Milliken also produces goods for the U.S. Military, which need to be Berry Amendment compliant. Do you feel that their new stance on international trade helps, or hinders this division? If other companies that produce for the military made this shift, do you think the Berry Amendment could potentially be modified or removed? From a military goods standpoint, I think that their shift hinders only because that high end, exclusive market could be opened to international companies/competitors.
Great questions. First, I think Berry Amendment definitely helps maintain US domestic textile and apparel manufacturing. Supporters of the Berry Amendment come from both the US textile industry and the apparel sector, meaning there is no major industry opposition against the continuation of the program.
Second, according to one recent CRS report: http://www.fas.org/sgp/crs/natsec/RL31236.pdf , some policy makers believe that Berry Amendment contradicts free trade policies and produces negative effects such as reducing business incentive to modernize, causing inefficiency due to a lack of competition and causing higher costs to DOD. But overall these concerns are general in nature and far from being serious enough to overturn the program (it should be noted that there is no expiration date for the Berry Amendment).

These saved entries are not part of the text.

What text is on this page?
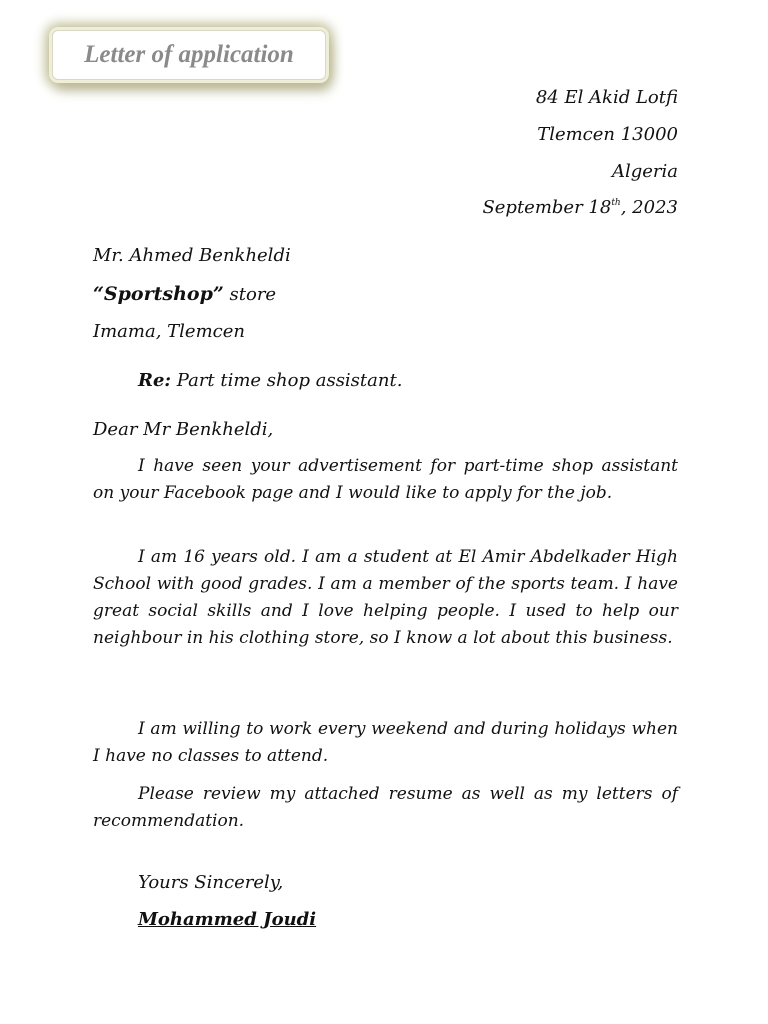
Letter of application
84 El Akid Lotfi
Tlemcen 13000
Algeria
September 18th, 2023
Mr. Ahmed Benkheldi
“Sportshop” store
Imama, Tlemcen
Re: Part time shop assistant.
Dear Mr Benkheldi,

I have seen your advertisement for part-time shop assistant on your Facebook page and I would like to apply for the job.

I am 16 years old. I am a student at El Amir Abdelkader High School with good grades. I am a member of the sports team. I have great social skills and I love helping people. I used to help our neighbour in his clothing store, so I know a lot about this business.

I am willing to work every weekend and during holidays when I have no classes to attend.

Please review my attached resume as well as my letters of recommendation.

Yours Sincerely,
Mohammed Joudi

Third, I see the major uncertainty regarding the future of the Berry Amendment comes from the negotiations of the Trans-Atlantic Trade and Investment Partnership (T-TIP). During the negotiation, the European Union is seeking removal of “buy America” requirements such as the Berry Amendment to get more access to the US government procurement market. Whether the US trade negotiators will trade off the Berry Amendment in exchange for bigger gains in other areas is a pending question.
On the other hand, beyond the berry amendment, I think the expansion of international investment by US textile companies will have a major change on the industry’s overall view on trade policy. Particularly, emerging economies such as China and Vietnam provide most of these new investment opportunities, implying the US textile companies will benefit from a stable and sound US-China relationship rather than a disruptive one.
Milliken & Company in 1865 had a very well thought out business plan. As the T&A industry started to grow internationally, Milliken had to change with the times. During the 80s Milliken had a model adhering to a similar one presently instated by Wal-Mart, called “Made in USA.” There is a paranoia or fear that outsourcing will hurt our economy or limit job growth. But Milliken observed the potential for growth for themselves over the U.S. as a whole, thus they abandoned “Made in USA.”
If Milliken had remained local, and sourced in the U.S., would the company had thrived or sunk?
Would Milliken be a good match for Wal-mart in their “Made in USA” campaign if they reverted back to their model from the 80s?
Has globalization in the T&A industry permanently damaged the U.S. in terms of manufacturing or is it reversible?
In response to YSL1994:
I think that Milliken could have had the power to have thrived if they remained sourced in the US. They could have grown and developed locally and possible been a force in the production world. If they had success in the US then it would have given more production factories to put up shop in the US rather than abroad. I think this would have made for a great match for Wal-Mart’s “Made in USA” model if they were to go back to their 1980’s model.
I agree with some of the comments listed above that companies such as Milliken must change with the time. At one point in time they encouraged US consumers to try to purchase only goods that were made in America, but in more recent times, they are manufacturing their goods overseas. Although Milliken is an American company, globalization is a growing phenomenon that cannot be ignored, and in the end, the companies and enterprises that do not embrace globalization are the ones that will no longer remain competitive within the textile and apparel industry. Product and business innovations are what keep businesses driving forward, as specified in the article, however without factoring globalization into these business plans, companies will not be able to survive long term.